4. **Memory Access Optimization**: The kernel optimizes for:
- Coalesced access to gradient tensors
- Efficient atomic operations for gradient accumulation
- Minimal redundant computation of argmax positions
## Source Code Organization
- [`maxpool2d_bwd_xdl.cpp`](./maxpool2d_bwd_xdl.cpp): The main example file. It sets up the input tensor, output gradients, pooling parameters, and instantiates the `DeviceMaxpool2dBwd` operation.
- [`../../include/ck/tensor_operation/gpu/device/device_maxpool2d_bwd.hpp`](../../include/ck/tensor_operation/gpu/device/device_maxpool2d_bwd.hpp): The high-level device interface for 2D max pooling backward operations.
- [`../../include/ck/tensor_operation/gpu/grid/gridwise_maxpool2d_bwd.hpp`](../../include/ck/tensor_operation/gpu/grid/gridwise_maxpool2d_bwd.hpp): The grid-wise kernel implementing the gradient routing algorithm.
## Build and Run
### Prerequisites
Ensure the Composable Kernel library is built and installed.
```bash
cd /path/to/composable_kernel/build
make -j install
```
### Build the Example
```bash
cd /path/to/composable_kernel/example/49_maxpool2d_bwd
mkdir build && cd build
cmake \
-DCMAKE_CXX_COMPILER=/opt/rocm/bin/hipcc \
-DCMAKE_PREFIX_PATH="/opt/rocm;${CK_INSTALL_PATH}" \
..
make -j
```
### Run the Example
```bash
# Run the example with default settings
./maxpool2d_bwd_xdl
# Run with verification, data initialization, and timing
./maxpool2d_bwd_xdl 1 2 1
```
## Computational Characteristics
Max pooling backward has unique characteristics compared to other CNN operations:
- **Sparse Gradient Flow**: Unlike convolution or dense layers where gradients flow to all inputs, max pooling creates sparse gradient patterns where only selected input positions receive gradients.
- **Memory-bound Operation**: The operation is typically memory-bound rather than compute-bound, as it involves reading gradients and writing results with minimal arithmetic.
- **Atomic Operations**: When multiple output positions map to the same input position, atomic operations may be needed to correctly accumulate gradients.

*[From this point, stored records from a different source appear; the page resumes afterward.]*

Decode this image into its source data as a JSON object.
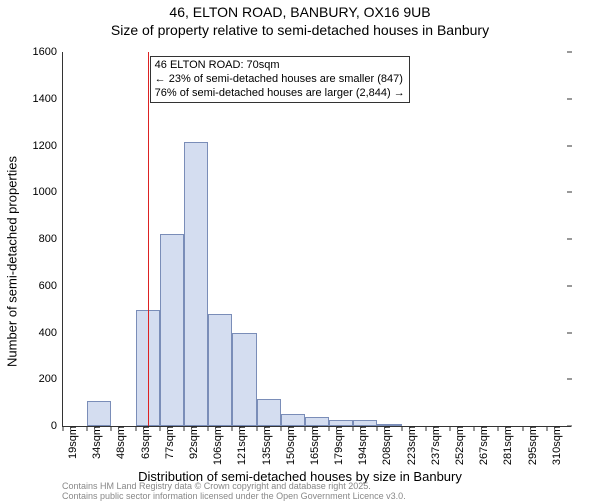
{
  "chart": {
    "type": "histogram",
    "title_line1": "46, ELTON ROAD, BANBURY, OX16 9UB",
    "title_line2": "Size of property relative to semi-detached houses in Banbury",
    "ylabel": "Number of semi-detached properties",
    "xlabel": "Distribution of semi-detached houses by size in Banbury",
    "ylim": [
      0,
      1600
    ],
    "yticks": [
      0,
      200,
      400,
      600,
      800,
      1000,
      1200,
      1400,
      1600
    ],
    "xtick_labels": [
      "19sqm",
      "34sqm",
      "48sqm",
      "63sqm",
      "77sqm",
      "92sqm",
      "106sqm",
      "121sqm",
      "135sqm",
      "150sqm",
      "165sqm",
      "179sqm",
      "194sqm",
      "208sqm",
      "223sqm",
      "237sqm",
      "252sqm",
      "267sqm",
      "281sqm",
      "295sqm",
      "310sqm"
    ],
    "bar_values": [
      0,
      105,
      0,
      495,
      820,
      1215,
      480,
      400,
      115,
      50,
      40,
      25,
      25,
      10,
      0,
      0,
      0,
      0,
      0,
      0,
      0
    ],
    "bar_fill": "#d4ddf0",
    "bar_border": "#7a8db8",
    "background_color": "#ffffff",
    "axis_color": "#333333",
    "reference_line": {
      "x_index": 3.5,
      "color": "#d22"
    },
    "annotation": {
      "line1": "46 ELTON ROAD: 70sqm",
      "line2": "← 23% of semi-detached houses are smaller (847)",
      "line3": "76% of semi-detached houses are larger (2,844) →"
    },
    "title_fontsize": 14,
    "label_fontsize": 13,
    "tick_fontsize": 11,
    "annotation_fontsize": 11
  },
  "footer": {
    "line1": "Contains HM Land Registry data © Crown copyright and database right 2025.",
    "line2": "Contains public sector information licensed under the Open Government Licence v3.0."
  }
}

## Relationship to Forward Pass
The backward pass must be consistent with the forward pass implementation:
- The same tie-breaking rules for equal maximum values
- Identical handling of padding and boundary conditions
- Consistent stride and window size interpretation
This ensures that the computed gradients correctly reflect the actual forward pass computation, which is essential for proper gradient-based optimization.